Piranha fish on black background
iStock.com/bluepeter

Ichthyophobia is a bit of an umbrella term that covers an irrational disdain of fish in a variety of situations. It can refer to the fear of being around live fish, the fear of eating dead ones, or the fear of touching them. A common version of that first anxiety is galeophobia, the widespread fear of sharks. And then there are those who are disturbed (and sometimes even physically sickened) by the sight or smell of fishy entrees; these ichthyophobes may take pains to avoid supermarkets with large seafood aisles.

9. Musophobia

Among the British adults who participated in a 2017 phobia survey, more than 25 percent reported that they were afraid of mice. By comparison, only 24 percent said they dreaded sharp needles or airplanes. In addition to disliking mice, musophobes are often afraid of other rodents, such as hamsters and rats.

10. Equinophobia

Sigmund Freud once wrote a case study on a boy who was terrified of horses. At age 4, Herbert Graf—referred to as “Little Hans” in the paper—had seen an overloaded work horse crumble to the ground in a heap. Following the traumatic incident, Hans became easily spooked while in the presence of horses; just the sound of clopping hooves was enough to trigger his anxiety. As a result, Hans often refused to leave the house.

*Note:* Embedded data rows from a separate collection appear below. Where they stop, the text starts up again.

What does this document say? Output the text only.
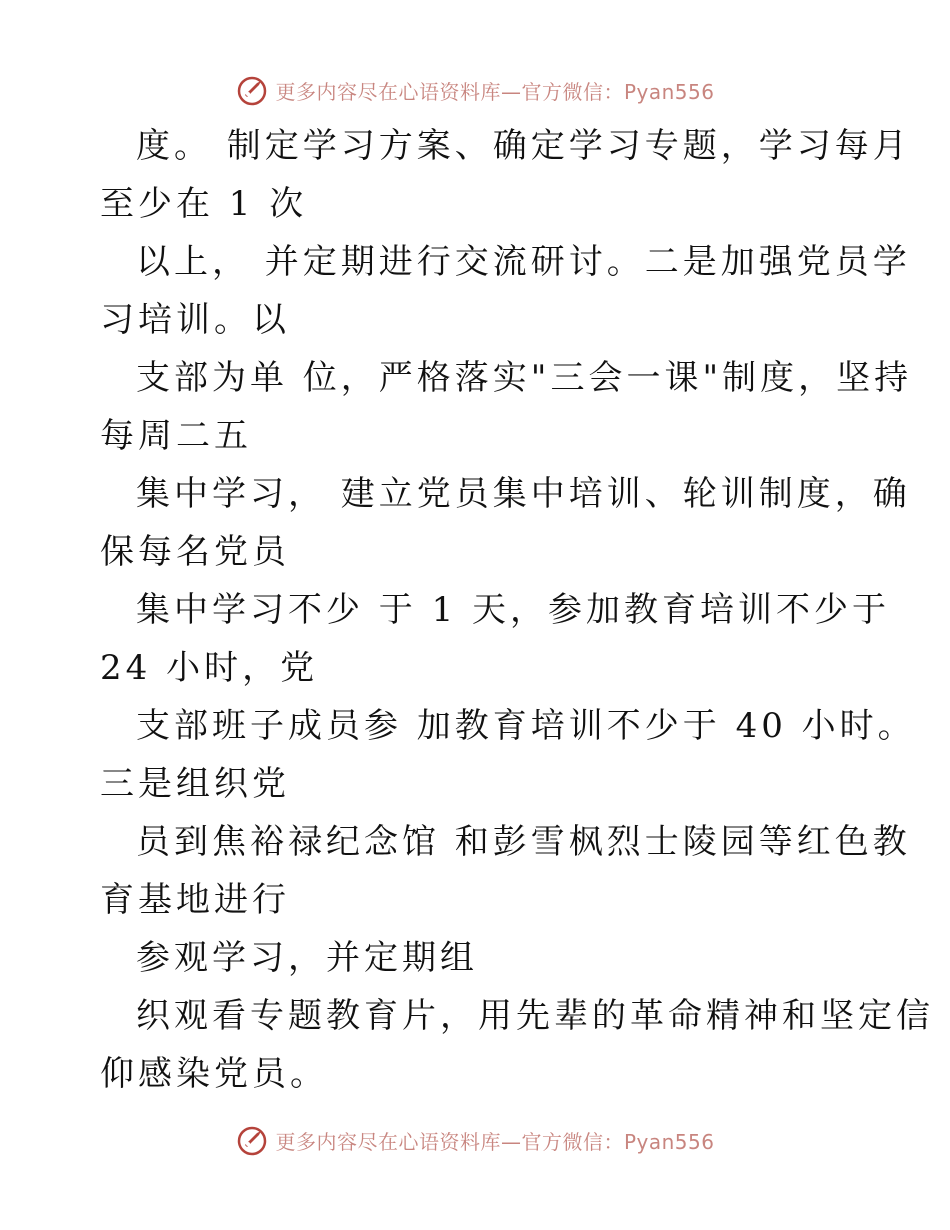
更多内容尽在心语资料库—官方微信：Pyan556
度。 制定学习方案、确定学习专题，学习每月
至少在 1 次
以上， 并定期进行交流研讨。二是加强党员学
习培训。以
支部为单 位，严格落实"三会一课"制度，坚持
每周二五
集中学习， 建立党员集中培训、轮训制度，确
保每名党员
集中学习不少 于 1 天，参加教育培训不少于
24 小时，党
支部班子成员参 加教育培训不少于 40 小时。
三是组织党
员到焦裕禄纪念馆 和彭雪枫烈士陵园等红色教
育基地进行
参观学习，并定期组
织观看专题教育片，用先辈的革命精神和坚定信
仰感染党员。
更多内容尽在心语资料库—官方微信：Pyan556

Little Hans eventually overcame his fears, but equinophobia is still with us today. Kansas City Chiefs safety Eric Berry developed it after being bitten by a pony at a petting zoo when he was a child. Unfortunately for Berry, one of the Chiefs’s mascots is a live pinto horse named Warpaint. As former teammate Derrick Johnson told NFL Films, “He’s always watching for the horse, making sure the horse doesn’t look at him or do something crazy.” Berry has taken steps to overcome his horse phobia, though; in fact, he has even worked up the courage to (briefly) pet Warpaint.

11. Cynophobia

Pug wrapped in a pink blanket
iStock.com/Alexandr Zhenzhirov

If you’re afraid of snakes, at least you’ll (probably) never have to worry about some coworker bringing his pet anaconda into the office. Cynophobes aren’t so lucky. Defined as the “fear of dogs,” cynophobia is an especially challenging animal phobia to have because, well, puppers are everywhere. Cynophobic people may go out of their way to avoid parks and tend to feel uncomfortable in neighborhoods where loud pooches reside.

As with ornithophobia, the fear of canines often stems from a traumatic childhood event. Therapists have found that, for many patients, the best way to overcome this aversion is through controlled exposure; spending quality time with a well-trained dog under a supervisor’s watchful eye can work wonders.